As projeções do mercado financeiro para a inflação, divulgadas semanalmente nos boletins do BC, passaram por uma sequência longa de catorze quedas consecutivas. A expectativa para o IPCA ao fim de 2025 recuou de uma média de 5,6%, no pico observado em março, para 4,8% na última semana, um sinal de que o Banco Central está agora mais próximo de trazer a inflação para abaixo do teto da meta, fixado em 4,5%. Como bônus adicional, a autoridade monetária brasileira deve contar com a ajuda do Federal Reserve (Fed), o banco central dos Estados Unidos, que está prestes a iniciar a redução dos juros. Os dirigentes do Fed também se reúnem na próxima quarta-feira para decidir sobre a taxa de referência americana, estacionada na faixa de 4,5% desde janeiro. “Juros menores nos Estados Unidos contribuem para que o Brasil possa cortar a Selic sem que isso provoque uma deterioração no câmbio”, diz Valério, do Inter.

Enquanto os analistas refazem suas projeções, os consumidores já começam a sentir, no dia a dia, alguns preços mais leves. Os alimentos, que haviam liderado os aumentos no início do ano, completaram em agosto o terceiro mês consecutivo de deflação. Arroz, azeite, café, carnes e até os ovos — transformados em “vilões” durante a recente escalada inflacionária — passaram por sucessivas remarcações para baixo nos últimos meses. “A supersafra brasileira deste ano, reforçada pelo efeito das tarifas americanas, aumentou a oferta de alimentos e ajudou a reduzir a pressão sobre os preços”, afirma André Braz, coordenador dos índices de inflação da Fundação Getulio Vargas.

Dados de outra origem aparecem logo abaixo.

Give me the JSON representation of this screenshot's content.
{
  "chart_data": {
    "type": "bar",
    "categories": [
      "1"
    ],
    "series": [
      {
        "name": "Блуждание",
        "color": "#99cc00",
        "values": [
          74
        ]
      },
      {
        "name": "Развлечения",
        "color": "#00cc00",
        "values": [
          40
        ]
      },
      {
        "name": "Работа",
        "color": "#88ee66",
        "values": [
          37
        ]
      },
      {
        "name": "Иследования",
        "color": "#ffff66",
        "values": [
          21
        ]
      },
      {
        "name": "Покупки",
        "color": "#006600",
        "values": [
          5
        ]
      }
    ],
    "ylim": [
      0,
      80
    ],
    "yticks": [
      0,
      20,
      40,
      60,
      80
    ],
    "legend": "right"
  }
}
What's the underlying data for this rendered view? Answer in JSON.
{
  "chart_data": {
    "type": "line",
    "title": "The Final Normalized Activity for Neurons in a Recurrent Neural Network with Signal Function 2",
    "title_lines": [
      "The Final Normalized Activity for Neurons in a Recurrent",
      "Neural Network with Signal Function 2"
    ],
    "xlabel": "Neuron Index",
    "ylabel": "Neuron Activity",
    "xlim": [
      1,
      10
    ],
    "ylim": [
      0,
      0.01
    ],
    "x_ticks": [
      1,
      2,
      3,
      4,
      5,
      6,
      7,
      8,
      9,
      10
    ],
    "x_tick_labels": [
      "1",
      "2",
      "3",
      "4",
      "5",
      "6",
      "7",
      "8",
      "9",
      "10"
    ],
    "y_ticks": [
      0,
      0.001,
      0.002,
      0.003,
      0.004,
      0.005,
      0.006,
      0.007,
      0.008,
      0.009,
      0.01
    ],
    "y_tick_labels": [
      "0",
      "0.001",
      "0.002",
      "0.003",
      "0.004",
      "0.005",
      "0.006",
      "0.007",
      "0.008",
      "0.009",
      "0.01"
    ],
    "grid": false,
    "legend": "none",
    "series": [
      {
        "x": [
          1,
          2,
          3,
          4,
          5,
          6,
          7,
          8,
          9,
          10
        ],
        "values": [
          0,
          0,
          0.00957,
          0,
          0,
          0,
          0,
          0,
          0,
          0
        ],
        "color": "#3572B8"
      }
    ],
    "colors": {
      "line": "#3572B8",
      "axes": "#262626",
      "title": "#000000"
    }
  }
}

A carne e o café, por exemplo, estão entre os principais produtos afetados desde agosto pela nova supertarifa de 50% imposta pelo presidente americano Donald Trump sobre mercadorias brasileiras. O recuo do dólar, que acumula queda de 12% em relação ao real desde janeiro, reforçou ainda mais o movimento de baixa. “São itens negociados no mercado internacional que vinham de cotações em alta no ano passado e que, somadas a um dólar bastante valorizado, acabaram provocando aqueles aumentos que vimos no mercado doméstico”, diz José Carlos Hausknecht, sócio-diretor da consultoria MBAgro.
O ponto de preocupação na pressão inflacionária está no setor de serviços, responsável por altas expressivas que travam uma queda mais consistente do IPCA e, em última instância, obrigam os consumidores a gastar mais para comprar a mesma cesta de bens e atividades. “Os serviços têm menos relação com o câmbio e o crédito e estão mais ligados ao emprego e à renda, que permanecem ainda em níveis muito fortes”, afirma Braz, da FGV. Nesse grupo estão restaurantes, salões de beleza, serviços de manutenção e mensalidades escolares. No acumulado de 12 meses, a inflação desses itens gira em torno de 6% — acima dos 5% do IPCA e, por ora, sem sinais claros de que haverá moderação. “Temos vários indícios de que a inflação está perdendo força, o que é uma prova cabal de que a política monetária funciona”, diz Leal, da G5 Partners. “Mas ainda há muitos dados preocupantes.” O Brasil está longe de ter vencido a batalha contra a inflação, mas já começa a vislumbrar um caminho menos árido à frente. Ficaria mais fácil atingir o alvo com uma política fiscal sintonizada.